In later life, Martyn Goff became chairman of Sotheran’s, the rather splendid antiquarian bookshop in Sackville Street, although I can only recall meeting him once — a meeting on some ABA business or other — but there was no mistaking his incisive thinking, drive, energy and purpose. And that is another minor theme of the catalogue — people I have met or known.
I met Germaine Greer once at a book trade history conference — not at all repulsive — and P. D. James, too, when representing the rare book trade on the National Book Committee. That scarcely counts as knowing, but several booksellers I knew quite well are featured in The London Bookshop by Richard Brown and Stanley Brett. This particular copy has been enlivened by a previous owner with some informative annotation: “Boorish, ungracious to the point of rudeness … shop full of rubbish”, he writes of a bookshop in Cecil Court.
Peter Jackson, the London historian and collector, was Chairman of the London Topographical Society when I first joined its Council years ago. His London Bridge is one of a number of good London histories on the catalogue (another minor theme), including Gareth Stedman Jones’ extraordinary Outcast London. Books on London have always been a part of the business — Jones and Nash were very knowledgeable and taught me an inestimable amount.

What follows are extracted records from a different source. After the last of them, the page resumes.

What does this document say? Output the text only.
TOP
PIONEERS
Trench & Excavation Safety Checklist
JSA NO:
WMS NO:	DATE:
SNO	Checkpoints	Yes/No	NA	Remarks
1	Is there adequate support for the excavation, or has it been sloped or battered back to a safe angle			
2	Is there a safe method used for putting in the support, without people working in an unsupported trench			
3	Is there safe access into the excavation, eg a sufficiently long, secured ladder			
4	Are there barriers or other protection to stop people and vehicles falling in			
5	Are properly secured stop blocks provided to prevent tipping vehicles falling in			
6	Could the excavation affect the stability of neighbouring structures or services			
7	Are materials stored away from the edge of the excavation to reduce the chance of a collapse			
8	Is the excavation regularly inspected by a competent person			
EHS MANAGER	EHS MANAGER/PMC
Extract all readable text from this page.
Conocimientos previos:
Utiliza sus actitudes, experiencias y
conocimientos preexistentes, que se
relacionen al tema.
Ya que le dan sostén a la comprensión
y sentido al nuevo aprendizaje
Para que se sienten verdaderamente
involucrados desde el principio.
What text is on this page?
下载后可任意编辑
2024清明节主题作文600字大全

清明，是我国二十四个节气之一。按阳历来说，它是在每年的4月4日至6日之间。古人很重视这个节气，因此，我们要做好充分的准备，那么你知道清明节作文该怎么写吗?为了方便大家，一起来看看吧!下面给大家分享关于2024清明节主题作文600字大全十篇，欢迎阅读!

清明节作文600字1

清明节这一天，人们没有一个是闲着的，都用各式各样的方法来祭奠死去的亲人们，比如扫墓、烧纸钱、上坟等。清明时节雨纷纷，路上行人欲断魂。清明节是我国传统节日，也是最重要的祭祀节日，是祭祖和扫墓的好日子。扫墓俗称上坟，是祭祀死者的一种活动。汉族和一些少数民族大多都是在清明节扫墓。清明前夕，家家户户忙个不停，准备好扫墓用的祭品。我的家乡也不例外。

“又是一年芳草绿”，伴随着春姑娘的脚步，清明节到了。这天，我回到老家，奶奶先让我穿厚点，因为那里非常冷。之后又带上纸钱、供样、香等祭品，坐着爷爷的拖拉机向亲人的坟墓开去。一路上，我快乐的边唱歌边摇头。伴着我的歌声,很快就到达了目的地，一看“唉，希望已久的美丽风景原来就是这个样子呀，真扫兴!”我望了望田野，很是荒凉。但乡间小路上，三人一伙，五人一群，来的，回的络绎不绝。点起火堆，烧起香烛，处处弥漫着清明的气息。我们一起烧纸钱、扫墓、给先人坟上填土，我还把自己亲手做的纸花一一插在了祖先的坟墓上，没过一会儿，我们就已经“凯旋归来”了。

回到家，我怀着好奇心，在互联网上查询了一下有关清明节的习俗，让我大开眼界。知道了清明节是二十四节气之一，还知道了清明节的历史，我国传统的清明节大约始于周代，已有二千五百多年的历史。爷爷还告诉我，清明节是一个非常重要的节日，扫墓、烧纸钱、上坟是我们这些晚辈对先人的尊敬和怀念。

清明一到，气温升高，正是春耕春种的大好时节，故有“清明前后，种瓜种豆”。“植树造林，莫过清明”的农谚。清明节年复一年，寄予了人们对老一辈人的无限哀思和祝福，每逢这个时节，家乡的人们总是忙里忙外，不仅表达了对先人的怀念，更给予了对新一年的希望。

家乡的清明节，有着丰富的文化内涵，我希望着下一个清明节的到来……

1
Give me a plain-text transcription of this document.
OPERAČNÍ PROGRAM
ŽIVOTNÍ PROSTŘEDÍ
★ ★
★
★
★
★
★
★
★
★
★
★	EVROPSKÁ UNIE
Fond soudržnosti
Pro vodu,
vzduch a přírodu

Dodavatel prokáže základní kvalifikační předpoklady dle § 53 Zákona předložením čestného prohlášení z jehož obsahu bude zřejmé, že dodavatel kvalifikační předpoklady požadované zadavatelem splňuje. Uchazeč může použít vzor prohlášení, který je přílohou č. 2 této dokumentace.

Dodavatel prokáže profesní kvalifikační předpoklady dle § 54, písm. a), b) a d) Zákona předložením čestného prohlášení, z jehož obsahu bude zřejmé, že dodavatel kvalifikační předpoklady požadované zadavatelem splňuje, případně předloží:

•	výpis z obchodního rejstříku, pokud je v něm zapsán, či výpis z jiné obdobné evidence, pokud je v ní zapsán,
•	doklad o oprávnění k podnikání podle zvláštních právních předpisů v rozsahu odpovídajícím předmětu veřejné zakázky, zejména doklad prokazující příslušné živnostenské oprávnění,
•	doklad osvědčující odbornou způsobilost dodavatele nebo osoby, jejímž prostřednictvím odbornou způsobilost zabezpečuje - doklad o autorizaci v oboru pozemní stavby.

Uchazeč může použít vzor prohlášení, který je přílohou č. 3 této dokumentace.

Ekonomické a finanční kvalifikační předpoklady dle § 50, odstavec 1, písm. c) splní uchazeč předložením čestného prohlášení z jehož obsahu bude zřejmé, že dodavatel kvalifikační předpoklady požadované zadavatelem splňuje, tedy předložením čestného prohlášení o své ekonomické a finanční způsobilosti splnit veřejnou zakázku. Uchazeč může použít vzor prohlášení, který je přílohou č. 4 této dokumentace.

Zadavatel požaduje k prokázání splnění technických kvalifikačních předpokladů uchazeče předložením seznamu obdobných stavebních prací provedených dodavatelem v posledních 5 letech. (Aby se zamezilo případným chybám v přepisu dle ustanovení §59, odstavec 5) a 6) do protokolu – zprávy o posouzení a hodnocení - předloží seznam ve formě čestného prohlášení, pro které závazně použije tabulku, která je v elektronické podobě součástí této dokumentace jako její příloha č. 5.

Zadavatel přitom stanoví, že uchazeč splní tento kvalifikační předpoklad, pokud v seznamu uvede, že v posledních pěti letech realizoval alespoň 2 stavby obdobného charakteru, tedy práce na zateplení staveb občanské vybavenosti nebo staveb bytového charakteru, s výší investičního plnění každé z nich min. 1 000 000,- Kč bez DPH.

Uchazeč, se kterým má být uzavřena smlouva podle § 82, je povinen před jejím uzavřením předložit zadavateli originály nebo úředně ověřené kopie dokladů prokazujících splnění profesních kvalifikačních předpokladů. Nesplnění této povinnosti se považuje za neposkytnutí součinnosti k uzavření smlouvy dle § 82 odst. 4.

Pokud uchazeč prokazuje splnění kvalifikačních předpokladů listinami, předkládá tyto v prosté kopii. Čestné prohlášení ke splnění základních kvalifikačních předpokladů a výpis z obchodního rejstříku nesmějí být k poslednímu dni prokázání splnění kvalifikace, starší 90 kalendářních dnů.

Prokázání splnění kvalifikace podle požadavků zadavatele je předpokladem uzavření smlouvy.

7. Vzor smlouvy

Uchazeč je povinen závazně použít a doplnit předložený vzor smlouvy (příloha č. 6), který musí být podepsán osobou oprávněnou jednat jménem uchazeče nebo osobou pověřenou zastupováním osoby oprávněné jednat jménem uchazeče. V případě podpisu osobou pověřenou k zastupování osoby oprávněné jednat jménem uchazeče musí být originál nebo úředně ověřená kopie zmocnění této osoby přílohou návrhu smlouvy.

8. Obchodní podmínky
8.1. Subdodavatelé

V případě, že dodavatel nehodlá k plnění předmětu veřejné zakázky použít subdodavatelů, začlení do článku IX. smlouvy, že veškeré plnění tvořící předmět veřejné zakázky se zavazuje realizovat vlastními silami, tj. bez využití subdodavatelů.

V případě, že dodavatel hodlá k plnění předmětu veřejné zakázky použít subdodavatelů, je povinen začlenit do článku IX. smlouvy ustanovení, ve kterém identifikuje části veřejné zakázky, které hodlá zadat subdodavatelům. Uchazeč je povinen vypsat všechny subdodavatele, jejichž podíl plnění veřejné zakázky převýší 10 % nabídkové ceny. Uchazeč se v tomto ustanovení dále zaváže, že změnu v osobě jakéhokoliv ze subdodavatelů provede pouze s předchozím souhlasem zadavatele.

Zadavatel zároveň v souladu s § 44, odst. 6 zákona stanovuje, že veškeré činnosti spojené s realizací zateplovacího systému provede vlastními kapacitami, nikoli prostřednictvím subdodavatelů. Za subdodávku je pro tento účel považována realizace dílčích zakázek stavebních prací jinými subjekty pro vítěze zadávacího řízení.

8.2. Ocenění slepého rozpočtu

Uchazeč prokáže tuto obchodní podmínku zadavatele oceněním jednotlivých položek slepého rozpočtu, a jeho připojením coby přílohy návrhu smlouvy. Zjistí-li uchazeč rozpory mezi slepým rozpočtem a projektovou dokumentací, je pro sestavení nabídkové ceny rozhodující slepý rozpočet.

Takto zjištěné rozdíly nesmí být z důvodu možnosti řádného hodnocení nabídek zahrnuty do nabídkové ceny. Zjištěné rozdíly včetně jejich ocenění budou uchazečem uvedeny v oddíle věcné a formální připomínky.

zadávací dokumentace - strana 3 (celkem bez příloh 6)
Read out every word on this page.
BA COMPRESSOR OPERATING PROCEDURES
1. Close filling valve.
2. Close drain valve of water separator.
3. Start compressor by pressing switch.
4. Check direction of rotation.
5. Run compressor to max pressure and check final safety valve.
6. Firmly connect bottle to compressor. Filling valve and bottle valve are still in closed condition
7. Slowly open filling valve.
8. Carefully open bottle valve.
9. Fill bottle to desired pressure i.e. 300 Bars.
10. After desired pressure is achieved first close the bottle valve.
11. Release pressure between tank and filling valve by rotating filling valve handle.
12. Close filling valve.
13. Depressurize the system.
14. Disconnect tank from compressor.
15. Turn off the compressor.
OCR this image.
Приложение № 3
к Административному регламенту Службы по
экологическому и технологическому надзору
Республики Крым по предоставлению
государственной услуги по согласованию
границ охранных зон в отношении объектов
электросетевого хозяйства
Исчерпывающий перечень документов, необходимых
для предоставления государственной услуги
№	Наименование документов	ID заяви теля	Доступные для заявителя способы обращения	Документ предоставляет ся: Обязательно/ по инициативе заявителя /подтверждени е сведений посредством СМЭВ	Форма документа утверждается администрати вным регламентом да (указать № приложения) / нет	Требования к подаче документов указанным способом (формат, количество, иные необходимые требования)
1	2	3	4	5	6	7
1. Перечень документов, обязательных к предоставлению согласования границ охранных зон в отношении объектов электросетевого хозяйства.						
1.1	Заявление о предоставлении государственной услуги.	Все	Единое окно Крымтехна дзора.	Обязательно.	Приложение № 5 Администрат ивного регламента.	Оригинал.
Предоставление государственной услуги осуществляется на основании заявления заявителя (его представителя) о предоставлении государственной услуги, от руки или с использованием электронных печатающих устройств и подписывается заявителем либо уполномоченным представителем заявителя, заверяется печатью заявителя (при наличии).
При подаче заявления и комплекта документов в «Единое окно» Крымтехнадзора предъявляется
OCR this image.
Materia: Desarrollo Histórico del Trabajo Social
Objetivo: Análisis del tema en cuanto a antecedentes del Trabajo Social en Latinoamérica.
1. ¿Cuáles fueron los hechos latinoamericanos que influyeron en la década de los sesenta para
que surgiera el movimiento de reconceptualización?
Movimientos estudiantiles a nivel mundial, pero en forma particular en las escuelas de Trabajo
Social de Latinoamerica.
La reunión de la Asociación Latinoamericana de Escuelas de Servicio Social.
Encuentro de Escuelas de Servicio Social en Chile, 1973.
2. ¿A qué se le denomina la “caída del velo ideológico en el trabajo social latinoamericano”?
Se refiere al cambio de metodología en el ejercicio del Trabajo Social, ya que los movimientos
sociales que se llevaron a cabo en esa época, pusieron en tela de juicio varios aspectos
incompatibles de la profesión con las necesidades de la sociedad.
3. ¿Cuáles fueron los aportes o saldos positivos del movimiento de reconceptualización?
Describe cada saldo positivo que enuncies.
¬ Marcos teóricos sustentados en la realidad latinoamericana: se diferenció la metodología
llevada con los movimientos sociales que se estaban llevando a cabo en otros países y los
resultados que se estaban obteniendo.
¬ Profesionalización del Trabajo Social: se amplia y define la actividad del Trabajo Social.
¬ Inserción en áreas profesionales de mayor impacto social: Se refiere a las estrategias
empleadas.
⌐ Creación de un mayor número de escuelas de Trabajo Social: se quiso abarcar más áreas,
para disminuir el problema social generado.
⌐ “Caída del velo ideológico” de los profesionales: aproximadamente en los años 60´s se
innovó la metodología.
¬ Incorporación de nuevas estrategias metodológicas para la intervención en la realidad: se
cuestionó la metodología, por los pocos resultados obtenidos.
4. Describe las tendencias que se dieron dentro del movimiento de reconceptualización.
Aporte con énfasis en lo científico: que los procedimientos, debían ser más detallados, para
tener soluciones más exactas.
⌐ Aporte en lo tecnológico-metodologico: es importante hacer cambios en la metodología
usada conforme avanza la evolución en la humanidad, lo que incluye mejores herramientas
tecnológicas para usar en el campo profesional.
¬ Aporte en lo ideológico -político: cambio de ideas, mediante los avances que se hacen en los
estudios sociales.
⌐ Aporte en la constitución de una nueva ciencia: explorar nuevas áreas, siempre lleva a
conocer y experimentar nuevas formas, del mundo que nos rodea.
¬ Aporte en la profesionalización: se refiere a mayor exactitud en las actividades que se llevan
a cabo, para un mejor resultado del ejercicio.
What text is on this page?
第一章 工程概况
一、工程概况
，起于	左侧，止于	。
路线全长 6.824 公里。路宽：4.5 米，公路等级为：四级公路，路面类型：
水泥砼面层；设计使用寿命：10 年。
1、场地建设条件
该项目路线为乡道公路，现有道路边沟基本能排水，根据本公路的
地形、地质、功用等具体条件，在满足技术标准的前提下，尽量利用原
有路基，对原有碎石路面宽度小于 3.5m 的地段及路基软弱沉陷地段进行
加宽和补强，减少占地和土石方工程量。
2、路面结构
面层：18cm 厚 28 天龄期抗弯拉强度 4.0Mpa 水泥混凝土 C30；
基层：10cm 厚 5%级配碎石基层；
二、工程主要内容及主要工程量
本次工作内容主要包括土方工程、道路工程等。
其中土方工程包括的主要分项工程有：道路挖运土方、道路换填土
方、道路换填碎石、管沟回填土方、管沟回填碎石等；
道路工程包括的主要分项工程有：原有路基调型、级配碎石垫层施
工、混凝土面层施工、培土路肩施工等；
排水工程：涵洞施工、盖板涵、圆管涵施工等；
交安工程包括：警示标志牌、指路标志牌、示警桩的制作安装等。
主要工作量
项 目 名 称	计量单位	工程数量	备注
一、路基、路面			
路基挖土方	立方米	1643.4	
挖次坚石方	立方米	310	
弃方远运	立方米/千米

The famous science fiction and fantasy writer Michael Moorcock was rather a good customer for a year or two in the Cullum Street shop back in the 1970s — his The Sleeping Sorceress is on the catalogue. Science fiction was as mainstream as poetry at the time and there are some excellent further examples. Towards the end of the catalogue, there is Donald Weeks’ fine biography of Frederick William Rolfe, “the myopic, paranoiac near genius” known as “Baron Corvo”. Donald too was a customer — one of those customers you really learn from. Eric Quayle (The Collector’s Book of Books) was a regular catalogue customer for many years, as was Ronald Searle from his home in France. Searle’s little squib, The Addict, is on the catalogue, but it was his 1989 Slightly Foxed — but Still Desirable : Ronald Searle’s Wicked World of Book Collecting which informed us what he really thought of the catalogues he was sent: “As any, even vaguely addicted book collector will have swiftly learned, most booksellers’ catalogues are written in a parallel language that can fool anyone but the cognoscenti and which makes the mysteries of the Rosetta Stone, or Linear B, look like something out of Enid Blyton”. I rather hope he did not have my catalogues in mind, but you can judge that for yourself.
An amplified version of the printed 1971 Catalogue is now online. There must be at least one book you would like — or perhaps you have a friend or relative coming up to their fiftieth birthday? Prices start at £20 and there is noting over £500.
Martyn Goff had a rather ordinary bookshop in Banstead, and I seem to remember that when he appeared in person, he often sported a bow tie.